South Asian Studies Initiative hosts daytime lectures, (formerly part of CSAMES Brown Bag lectures), organized as South Asia Friday Talks @ 11. All Friday Talks are virtual, on Fridays from 11 AM to 12 PM.
Talk: Book talk on Reclaiming Karbala: Nation, Islam and Literature of the Bengali Muslims
Epsita Halder's book Reclaiming Karbala explores how the Karbala event is remembered and reinterpreted in Bengal through multilingual expressions. She focuses on the efficacy of the Maidan-e-Karbala region, a site of public mourning and performance, as a space where historical and mythical narratives are continually reshaped. Karbala is a recurring, ritualistic, living history of Bengal that has been documented across time and space, and Halder’s book on Karbala further demonstrates the power of ‘storytelling’ in making that faith and history tangible. This lecture will look into multilingualism and the efficacy of region as categories of discussion, and make conversations with recent debates in World Literature.

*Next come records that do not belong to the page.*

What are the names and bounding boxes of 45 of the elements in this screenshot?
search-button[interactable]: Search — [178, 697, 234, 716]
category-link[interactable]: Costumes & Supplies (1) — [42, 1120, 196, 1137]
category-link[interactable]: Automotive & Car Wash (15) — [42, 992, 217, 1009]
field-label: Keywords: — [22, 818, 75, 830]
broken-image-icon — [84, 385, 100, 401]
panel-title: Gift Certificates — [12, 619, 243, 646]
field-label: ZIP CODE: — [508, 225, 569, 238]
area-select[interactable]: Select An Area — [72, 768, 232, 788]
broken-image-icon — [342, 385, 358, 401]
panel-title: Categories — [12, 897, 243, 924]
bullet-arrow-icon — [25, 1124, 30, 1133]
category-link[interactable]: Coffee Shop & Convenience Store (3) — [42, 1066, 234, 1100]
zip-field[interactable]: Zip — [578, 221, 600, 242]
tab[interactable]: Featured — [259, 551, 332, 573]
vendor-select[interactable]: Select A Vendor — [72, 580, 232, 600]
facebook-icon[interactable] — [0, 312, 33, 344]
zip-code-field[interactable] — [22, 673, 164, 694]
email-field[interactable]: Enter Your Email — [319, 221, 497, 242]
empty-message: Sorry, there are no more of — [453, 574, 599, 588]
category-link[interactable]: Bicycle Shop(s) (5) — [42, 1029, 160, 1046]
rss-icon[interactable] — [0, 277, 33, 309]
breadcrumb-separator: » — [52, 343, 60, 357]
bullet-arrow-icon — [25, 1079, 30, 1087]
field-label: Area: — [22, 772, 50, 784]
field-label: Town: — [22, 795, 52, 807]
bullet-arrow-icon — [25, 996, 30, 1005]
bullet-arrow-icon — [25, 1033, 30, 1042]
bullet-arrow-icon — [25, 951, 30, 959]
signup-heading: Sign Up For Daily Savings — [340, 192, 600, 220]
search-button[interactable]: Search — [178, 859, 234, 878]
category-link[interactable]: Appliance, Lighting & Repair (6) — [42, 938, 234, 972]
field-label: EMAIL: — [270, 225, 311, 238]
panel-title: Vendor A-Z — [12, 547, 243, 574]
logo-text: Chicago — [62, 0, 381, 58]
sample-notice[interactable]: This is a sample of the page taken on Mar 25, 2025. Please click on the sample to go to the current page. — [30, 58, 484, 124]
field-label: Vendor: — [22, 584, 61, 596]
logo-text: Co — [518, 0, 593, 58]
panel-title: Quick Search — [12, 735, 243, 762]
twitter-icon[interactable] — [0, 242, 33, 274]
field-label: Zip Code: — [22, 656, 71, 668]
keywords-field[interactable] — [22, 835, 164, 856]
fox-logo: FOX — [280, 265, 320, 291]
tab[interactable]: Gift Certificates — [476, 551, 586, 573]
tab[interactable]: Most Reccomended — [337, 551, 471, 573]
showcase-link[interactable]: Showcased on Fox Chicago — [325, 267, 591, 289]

Epsita Halder is Professor of Comparative Literature at Jadavpur University, Kolkata, India. She is currently a research Fellow at the Max Weber Kolleg, University of Erfurt, Germany (2025). Epsita researches and publishes on the Muharram-complex and Shi'i identity formation in the Bengali-speaking regions specially focusing on Kolkata and Dhaka. Her monograph, Reclaiming Karbala: Nation, Islam and Literature of the Bengali Muslims (Routledge, 2022), on Muslim cultural nationalism and literary modernity in colonial Bengal, received the Book of the Year Award of Iran (2025) and a book award from the Indian History Congress (2023). She has edited and co-translated two anthologies of short stories by the Bengali Muslim authors, Stayed Back, Stayed On (2025) and The Open-Winged Scorpion and Other Stories (2021).